27 Bryan { 08.18.12 at 1:37 pm }

According to Rook, cream and/or sugar are a sacrilege.

28 Badtux { 08.18.12 at 2:32 pm }

Yes, cream and sugar are a sacrilege when applied to real coffee. But for instant :(, I’ll take any advantage I can get.

29 Steve Bates { 08.18.12 at 4:05 pm }

I don’t know a single IT professional who actually prefers cream and/or sugar. But Like Badtux, if I’m fed instant, or really, really awful institutional coffee, I’ll sometimes pollute it with cream. Once in a while, that even helps!

30 Bryan { 08.18.12 at 5:13 pm }

You really do need something to reduce the acid and baking soda is not a good choice. Milk is often used in poisoning cases.

31 Kryten42 { 08.18.12 at 9:22 pm }

“Yes, cream and sugar are a sacrilege when applied to real coffee. But for instant 🙁 , I’ll take any advantage I can get.”

Amen to that brother!! 😈

32 hipparchia { 08.19.12 at 1:31 pm }

I don’t know a single IT professional who actually prefers cream and/or sugar.

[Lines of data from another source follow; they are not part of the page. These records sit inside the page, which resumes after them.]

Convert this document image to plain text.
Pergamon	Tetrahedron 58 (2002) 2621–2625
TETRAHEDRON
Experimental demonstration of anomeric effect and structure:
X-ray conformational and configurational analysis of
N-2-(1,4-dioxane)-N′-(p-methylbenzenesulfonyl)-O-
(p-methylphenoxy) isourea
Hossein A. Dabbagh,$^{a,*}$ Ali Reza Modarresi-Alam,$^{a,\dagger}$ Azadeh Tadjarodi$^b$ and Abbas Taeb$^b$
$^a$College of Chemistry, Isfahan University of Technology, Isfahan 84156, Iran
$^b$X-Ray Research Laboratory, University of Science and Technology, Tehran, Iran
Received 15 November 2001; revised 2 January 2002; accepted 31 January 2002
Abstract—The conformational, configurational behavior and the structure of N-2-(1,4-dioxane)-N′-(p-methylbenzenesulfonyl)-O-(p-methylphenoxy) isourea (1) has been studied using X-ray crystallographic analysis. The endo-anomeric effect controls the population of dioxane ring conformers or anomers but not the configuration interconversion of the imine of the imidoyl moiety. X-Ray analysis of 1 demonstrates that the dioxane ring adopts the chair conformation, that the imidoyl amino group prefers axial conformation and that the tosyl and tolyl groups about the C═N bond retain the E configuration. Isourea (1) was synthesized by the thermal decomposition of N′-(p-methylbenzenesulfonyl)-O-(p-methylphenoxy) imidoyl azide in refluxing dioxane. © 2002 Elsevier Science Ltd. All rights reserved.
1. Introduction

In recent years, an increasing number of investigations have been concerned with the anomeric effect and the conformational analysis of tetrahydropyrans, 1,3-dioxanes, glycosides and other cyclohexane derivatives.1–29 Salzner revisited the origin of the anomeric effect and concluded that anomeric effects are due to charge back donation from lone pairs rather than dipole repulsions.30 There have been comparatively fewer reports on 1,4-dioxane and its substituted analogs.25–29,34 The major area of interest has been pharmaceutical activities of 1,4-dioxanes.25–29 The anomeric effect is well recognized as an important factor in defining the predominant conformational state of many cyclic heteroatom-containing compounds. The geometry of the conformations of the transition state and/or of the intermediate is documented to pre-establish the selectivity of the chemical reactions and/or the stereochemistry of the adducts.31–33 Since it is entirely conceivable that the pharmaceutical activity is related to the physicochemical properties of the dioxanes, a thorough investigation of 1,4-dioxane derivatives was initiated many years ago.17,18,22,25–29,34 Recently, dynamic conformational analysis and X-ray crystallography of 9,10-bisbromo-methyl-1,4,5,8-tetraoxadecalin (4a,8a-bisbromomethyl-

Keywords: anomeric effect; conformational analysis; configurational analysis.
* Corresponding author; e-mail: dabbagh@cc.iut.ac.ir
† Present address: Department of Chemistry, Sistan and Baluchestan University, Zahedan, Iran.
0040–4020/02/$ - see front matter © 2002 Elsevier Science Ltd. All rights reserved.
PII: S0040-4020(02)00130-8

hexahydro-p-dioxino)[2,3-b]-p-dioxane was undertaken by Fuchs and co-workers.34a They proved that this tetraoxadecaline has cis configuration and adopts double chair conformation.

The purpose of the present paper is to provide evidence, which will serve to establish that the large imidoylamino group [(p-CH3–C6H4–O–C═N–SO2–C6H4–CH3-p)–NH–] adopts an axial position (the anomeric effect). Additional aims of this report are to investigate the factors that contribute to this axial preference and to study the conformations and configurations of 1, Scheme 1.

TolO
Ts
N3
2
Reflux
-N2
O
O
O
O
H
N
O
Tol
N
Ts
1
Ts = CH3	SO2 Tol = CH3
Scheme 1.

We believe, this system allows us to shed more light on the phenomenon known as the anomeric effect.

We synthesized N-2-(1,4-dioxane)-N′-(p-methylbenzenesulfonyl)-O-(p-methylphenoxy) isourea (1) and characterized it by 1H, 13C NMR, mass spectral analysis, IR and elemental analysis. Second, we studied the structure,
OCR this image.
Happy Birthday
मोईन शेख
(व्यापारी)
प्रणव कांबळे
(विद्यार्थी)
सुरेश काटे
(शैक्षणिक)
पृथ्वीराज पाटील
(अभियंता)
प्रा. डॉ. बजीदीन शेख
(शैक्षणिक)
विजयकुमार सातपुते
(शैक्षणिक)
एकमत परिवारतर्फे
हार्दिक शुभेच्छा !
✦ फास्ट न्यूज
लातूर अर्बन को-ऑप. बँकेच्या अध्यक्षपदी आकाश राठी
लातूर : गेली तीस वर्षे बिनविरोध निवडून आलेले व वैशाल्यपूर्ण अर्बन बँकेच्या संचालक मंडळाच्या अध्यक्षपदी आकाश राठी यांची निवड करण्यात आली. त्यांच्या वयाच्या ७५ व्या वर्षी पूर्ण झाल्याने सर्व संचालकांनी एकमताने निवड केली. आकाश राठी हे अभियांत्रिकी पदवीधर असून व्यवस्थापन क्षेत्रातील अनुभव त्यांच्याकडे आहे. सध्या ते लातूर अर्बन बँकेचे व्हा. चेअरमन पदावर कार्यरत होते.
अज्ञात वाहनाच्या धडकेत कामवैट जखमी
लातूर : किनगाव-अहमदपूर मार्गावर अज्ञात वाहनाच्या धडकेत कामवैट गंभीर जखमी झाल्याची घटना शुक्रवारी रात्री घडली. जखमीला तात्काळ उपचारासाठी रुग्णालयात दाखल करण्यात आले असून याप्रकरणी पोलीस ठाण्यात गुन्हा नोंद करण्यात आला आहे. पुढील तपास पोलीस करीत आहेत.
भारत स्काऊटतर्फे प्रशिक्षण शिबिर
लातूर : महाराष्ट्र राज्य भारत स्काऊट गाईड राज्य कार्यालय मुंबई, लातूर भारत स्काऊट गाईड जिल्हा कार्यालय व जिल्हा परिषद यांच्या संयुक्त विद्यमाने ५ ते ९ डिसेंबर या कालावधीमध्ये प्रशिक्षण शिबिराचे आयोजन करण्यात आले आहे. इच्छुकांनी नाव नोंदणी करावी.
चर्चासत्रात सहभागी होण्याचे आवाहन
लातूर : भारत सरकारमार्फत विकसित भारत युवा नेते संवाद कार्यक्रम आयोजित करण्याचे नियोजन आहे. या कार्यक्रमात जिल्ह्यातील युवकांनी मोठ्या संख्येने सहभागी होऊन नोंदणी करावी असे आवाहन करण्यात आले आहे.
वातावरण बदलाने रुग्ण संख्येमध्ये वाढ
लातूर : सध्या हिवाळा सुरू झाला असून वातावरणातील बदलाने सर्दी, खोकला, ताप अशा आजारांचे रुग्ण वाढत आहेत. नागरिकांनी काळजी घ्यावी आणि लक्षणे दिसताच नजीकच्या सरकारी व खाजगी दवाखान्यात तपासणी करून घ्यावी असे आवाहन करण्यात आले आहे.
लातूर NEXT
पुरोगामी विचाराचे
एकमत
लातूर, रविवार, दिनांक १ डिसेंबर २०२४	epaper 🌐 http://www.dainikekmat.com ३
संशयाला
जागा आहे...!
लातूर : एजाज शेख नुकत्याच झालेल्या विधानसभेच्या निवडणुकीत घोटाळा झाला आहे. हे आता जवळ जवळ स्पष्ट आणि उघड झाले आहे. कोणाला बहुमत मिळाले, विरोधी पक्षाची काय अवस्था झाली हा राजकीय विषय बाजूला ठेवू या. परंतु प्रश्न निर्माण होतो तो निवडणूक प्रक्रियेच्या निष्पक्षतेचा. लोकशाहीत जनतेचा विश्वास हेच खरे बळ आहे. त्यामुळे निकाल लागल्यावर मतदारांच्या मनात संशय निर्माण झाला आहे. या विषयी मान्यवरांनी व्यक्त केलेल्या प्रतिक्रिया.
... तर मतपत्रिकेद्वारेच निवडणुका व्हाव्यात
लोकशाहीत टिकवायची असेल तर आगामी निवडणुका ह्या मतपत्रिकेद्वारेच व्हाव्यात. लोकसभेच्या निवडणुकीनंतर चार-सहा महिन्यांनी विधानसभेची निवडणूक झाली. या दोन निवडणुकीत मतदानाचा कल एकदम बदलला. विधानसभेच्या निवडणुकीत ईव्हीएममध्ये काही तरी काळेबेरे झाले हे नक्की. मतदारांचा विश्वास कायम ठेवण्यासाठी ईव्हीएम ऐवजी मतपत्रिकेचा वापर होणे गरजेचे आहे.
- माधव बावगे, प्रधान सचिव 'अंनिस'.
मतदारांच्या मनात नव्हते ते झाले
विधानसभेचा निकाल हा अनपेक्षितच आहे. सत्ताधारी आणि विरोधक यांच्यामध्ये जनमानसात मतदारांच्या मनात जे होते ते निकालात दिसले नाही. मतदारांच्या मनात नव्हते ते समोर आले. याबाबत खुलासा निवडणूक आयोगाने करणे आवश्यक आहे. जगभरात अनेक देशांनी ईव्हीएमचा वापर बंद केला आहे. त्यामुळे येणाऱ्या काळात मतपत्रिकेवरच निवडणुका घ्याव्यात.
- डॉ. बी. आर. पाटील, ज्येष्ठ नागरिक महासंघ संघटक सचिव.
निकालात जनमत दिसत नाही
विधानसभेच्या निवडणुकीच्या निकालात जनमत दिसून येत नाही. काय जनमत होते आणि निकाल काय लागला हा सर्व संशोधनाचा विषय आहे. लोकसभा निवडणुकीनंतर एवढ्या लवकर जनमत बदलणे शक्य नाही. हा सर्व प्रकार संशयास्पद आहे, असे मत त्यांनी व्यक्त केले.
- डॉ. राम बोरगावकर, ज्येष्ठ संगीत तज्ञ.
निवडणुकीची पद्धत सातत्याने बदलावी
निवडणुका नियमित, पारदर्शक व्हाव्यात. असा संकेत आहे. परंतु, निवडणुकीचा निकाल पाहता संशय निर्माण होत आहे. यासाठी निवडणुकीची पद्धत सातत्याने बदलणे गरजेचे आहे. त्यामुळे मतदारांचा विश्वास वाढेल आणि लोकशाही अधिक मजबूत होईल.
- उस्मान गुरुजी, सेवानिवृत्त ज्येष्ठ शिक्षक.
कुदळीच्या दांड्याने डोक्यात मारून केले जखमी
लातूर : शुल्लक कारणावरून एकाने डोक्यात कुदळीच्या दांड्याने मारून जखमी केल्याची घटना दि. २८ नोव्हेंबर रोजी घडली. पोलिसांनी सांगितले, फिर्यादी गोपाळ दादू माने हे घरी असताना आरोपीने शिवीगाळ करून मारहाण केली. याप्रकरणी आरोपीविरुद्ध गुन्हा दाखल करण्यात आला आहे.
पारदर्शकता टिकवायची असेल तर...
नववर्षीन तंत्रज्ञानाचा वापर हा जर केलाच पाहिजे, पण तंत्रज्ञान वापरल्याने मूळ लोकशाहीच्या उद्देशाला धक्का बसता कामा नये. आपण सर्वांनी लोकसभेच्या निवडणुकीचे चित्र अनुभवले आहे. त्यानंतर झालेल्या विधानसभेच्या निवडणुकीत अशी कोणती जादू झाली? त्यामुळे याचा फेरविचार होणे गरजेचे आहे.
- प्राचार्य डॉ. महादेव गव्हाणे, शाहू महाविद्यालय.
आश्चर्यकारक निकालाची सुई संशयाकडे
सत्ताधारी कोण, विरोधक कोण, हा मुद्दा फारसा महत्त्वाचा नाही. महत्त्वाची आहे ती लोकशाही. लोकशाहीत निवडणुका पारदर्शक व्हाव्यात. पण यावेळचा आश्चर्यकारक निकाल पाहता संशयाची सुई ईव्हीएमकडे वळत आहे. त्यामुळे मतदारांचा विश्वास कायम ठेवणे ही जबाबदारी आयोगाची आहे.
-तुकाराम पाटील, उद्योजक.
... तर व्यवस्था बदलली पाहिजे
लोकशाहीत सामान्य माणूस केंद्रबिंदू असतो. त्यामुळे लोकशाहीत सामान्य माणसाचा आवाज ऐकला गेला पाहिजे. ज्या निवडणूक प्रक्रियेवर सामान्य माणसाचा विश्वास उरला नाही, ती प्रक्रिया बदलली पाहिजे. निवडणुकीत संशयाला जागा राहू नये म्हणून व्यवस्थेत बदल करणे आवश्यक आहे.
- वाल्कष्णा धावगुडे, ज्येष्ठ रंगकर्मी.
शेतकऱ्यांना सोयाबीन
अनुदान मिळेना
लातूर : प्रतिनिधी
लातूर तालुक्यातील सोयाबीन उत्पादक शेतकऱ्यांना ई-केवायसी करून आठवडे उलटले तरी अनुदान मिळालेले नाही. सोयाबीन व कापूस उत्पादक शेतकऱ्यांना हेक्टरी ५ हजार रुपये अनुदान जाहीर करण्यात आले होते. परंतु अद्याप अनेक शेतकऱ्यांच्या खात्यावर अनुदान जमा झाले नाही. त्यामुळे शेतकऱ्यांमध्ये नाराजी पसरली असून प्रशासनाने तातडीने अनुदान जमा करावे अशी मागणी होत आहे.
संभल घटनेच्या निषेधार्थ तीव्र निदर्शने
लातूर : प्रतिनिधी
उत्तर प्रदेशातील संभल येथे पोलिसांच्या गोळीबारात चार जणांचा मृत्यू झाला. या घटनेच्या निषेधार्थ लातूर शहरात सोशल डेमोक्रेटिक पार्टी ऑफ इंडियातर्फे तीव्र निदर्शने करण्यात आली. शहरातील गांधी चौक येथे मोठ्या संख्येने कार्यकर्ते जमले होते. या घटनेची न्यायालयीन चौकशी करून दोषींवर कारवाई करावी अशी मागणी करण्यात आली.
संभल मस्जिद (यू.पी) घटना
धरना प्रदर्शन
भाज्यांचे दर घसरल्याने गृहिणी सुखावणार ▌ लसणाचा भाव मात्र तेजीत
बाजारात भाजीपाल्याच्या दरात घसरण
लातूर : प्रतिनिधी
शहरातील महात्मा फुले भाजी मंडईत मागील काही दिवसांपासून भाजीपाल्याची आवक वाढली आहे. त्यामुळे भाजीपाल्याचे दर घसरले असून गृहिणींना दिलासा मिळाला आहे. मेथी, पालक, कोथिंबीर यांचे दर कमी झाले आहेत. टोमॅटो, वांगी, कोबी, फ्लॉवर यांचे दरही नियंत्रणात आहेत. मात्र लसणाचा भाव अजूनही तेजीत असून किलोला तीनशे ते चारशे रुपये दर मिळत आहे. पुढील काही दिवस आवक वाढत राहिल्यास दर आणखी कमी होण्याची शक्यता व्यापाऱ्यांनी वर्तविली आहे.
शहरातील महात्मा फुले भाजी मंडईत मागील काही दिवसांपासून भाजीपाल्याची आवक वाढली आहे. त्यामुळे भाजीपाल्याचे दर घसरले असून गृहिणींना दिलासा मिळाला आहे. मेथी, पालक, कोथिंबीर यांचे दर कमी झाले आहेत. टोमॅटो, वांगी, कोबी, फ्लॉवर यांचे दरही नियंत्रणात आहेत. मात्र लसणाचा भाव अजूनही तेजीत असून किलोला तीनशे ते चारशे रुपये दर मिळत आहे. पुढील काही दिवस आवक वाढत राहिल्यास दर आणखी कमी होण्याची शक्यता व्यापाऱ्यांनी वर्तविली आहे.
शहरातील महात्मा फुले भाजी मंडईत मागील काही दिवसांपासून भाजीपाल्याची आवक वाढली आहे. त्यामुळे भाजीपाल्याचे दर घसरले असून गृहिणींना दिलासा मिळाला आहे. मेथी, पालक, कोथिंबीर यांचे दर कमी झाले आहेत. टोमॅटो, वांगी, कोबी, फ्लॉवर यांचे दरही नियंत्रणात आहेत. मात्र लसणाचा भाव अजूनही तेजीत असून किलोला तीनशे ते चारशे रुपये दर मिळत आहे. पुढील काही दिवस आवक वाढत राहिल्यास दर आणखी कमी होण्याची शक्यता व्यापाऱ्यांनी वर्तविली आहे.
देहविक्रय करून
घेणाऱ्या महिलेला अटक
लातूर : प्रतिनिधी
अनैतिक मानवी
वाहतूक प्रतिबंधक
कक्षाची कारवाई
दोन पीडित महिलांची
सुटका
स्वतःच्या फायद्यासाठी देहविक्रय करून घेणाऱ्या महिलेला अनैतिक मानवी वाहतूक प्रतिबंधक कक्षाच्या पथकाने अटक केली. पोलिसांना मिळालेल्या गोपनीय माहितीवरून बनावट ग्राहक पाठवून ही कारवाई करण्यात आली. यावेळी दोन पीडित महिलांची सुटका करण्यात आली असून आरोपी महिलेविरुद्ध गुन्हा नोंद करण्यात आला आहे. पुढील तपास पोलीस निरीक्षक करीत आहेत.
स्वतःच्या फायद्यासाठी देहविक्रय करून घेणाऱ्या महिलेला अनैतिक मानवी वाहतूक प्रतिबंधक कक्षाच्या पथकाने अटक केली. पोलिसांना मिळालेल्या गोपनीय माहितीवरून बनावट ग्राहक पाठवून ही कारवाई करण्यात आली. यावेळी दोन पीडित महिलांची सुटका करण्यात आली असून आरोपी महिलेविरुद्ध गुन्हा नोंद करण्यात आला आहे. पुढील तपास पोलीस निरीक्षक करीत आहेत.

i know quite a few who do. makes a bigger mess if you spill it on your keyboard, but the extra calories in your coffee keep you from having to waste time eating. 🙂

i grew up camping all over the southwest, carrying lots of dried and powdered food-like things, but still we made coffee on the campfire in a real [enamel] coffee pot.

33 Bryan { 08.19.12 at 5:26 pm }

That pot is heavy, and the weight has to be a consideration if you are traveling on foot. It is obviously preferable, but I generally was making do with a canteen cup and mess kit for cooking.